La mondialisation et les nouvelles technologies soulèvent des défis inédits pour la déontologie professionnelle. L’intelligence artificielle questionne la responsabilité humaine dans les processus automatisés, les réseaux sociaux redéfinissent les frontières entre vie privée et publique, la recherche biomédicale confronte les principes traditionnels à des possibilités techniques révolutionnaires.
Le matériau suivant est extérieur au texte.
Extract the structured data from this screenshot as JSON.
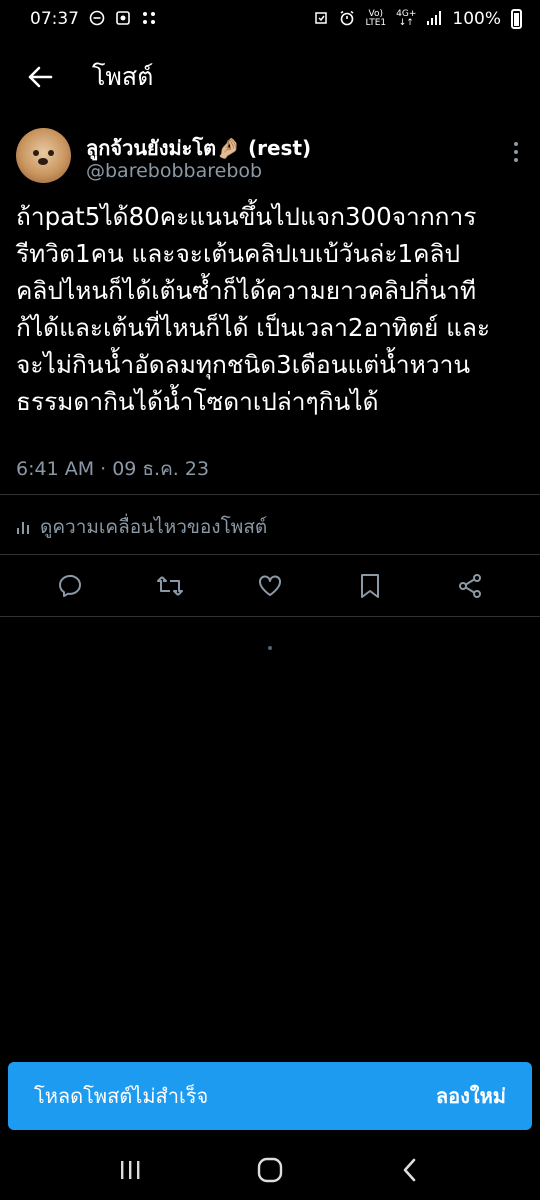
{
  "status_bar": {
    "time": "07:37",
    "network_top": "Vo)",
    "network_bottom": "LTE1",
    "network2_top": "4G+",
    "network2_bottom": "↓↑",
    "battery": "100%"
  },
  "header": {
    "title": "โพสต์"
  },
  "tweet": {
    "author_name": "ลูกจ้วนยังม่ะโต🤌🏼 (rest)",
    "handle": "@barebobbarebob",
    "text": "ถ้าpat5ได้80คะแนนขึ้นไปแจก300จากการ\nรีทวิต1คน  และจะเต้นคลิปเบเบ้วันล่ะ1คลิป\nคลิปไหนก็ได้เต้นซ้ำก็ได้ความยาวคลิปกี่นาที\nก้ได้และเต้นที่ไหนก็ได้ เป็นเวลา2อาทิตย์ และ\nจะไม่กินน้ำอัดลมทุกชนิด3เดือนแต่น้ำหวาน\nธรรมดากินได้น้ำโซดาเปล่าๆกินได้",
    "timestamp": "6:41 AM · 09 ธ.ค. 23",
    "engagement_label": "ดูความเคลื่อนไหวของโพสต์"
  },
  "actions": [
    "reply-icon",
    "retweet-icon",
    "like-icon",
    "bookmark-icon",
    "share-icon"
  ],
  "toast": {
    "message": "โหลดโพสต์ไม่สำเร็จ",
    "retry": "ลองใหม่"
  },
  "colors": {
    "background": "#000000",
    "accent": "#1d9bf0",
    "secondary_text": "#8b98a5",
    "divider": "#2f3336"
  }
}
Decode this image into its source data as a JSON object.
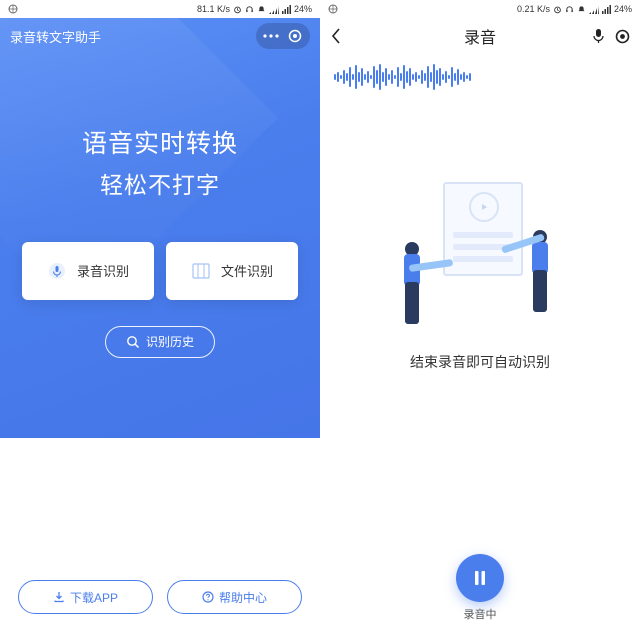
{
  "status_left": {
    "speed": "81.1 K/s",
    "battery": "24%"
  },
  "status_right": {
    "speed": "0.21 K/s",
    "battery": "24%"
  },
  "left": {
    "app_title": "录音转文字助手",
    "hero_line1": "语音实时转换",
    "hero_line2": "轻松不打字",
    "card_record": "录音识别",
    "card_file": "文件识别",
    "history": "识别历史",
    "download": "下载APP",
    "help": "帮助中心"
  },
  "right": {
    "title": "录音",
    "illus_text": "结束录音即可自动识别",
    "rec_label": "录音中"
  },
  "wave_heights": [
    6,
    10,
    4,
    14,
    8,
    20,
    6,
    24,
    10,
    18,
    6,
    12,
    4,
    22,
    14,
    26,
    10,
    18,
    6,
    14,
    4,
    20,
    8,
    24,
    12,
    18,
    6,
    10,
    4,
    14,
    8,
    22,
    10,
    26,
    14,
    18,
    6,
    12,
    4,
    20,
    8,
    16,
    6,
    10,
    4,
    8
  ]
}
La déontologie numérique émerge comme nouveau champ d’application, établissant les règles de conduite dans l’environnement digital : protection des données personnelles, transparence algorithmique, lutte contre la désinformation, éthique de l’intelligence artificielle.

Limites et critiques

La multiplication des codes déontologiques suscite des interrogations sur leur efficacité réelle. Certains y voient des instruments de légitimation corporatiste plutôt que de véritables garde-fous éthiques. L’autorégulation professionnelle peut entrer en conflit avec l’intérêt général lorsque les professions protègent leurs privilèges.
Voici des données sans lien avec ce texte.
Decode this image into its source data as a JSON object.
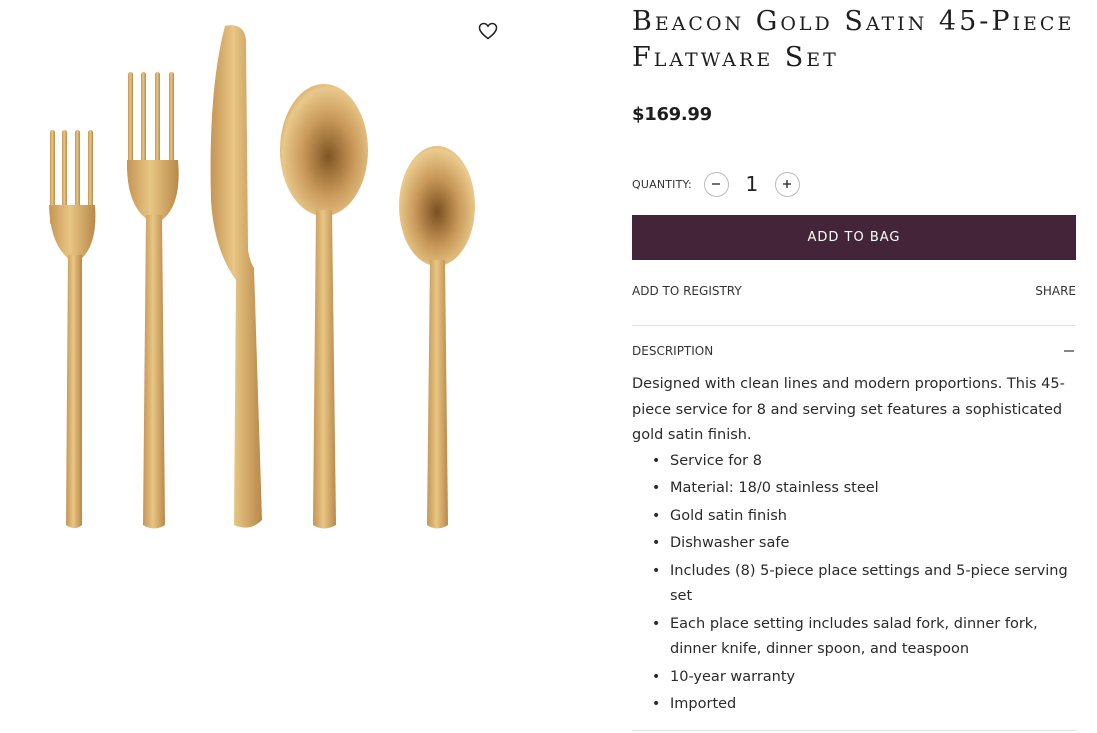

La juridicisation croissante de la déontologie, avec la multiplication des sanctions et des contentieux, tend parfois à transformer l’éthique professionnelle en simple conformité réglementaire, appauvrissant la réflexion morale authentique.

Conclusion

La déontologie, qu’elle soit philosophique ou professionnelle, occupe une place centrale dans la réflexion éthique contemporaine. En privilégiant le respect des principes sur l’efficacité des résultats, elle préserve certaines valeurs fondamentales de la dignité humaine et de la justice. Toutefois, son application concrète nécessite une articulation subtile avec d’autres approches éthiques pour répondre aux défis complexes de nos sociétés modernes.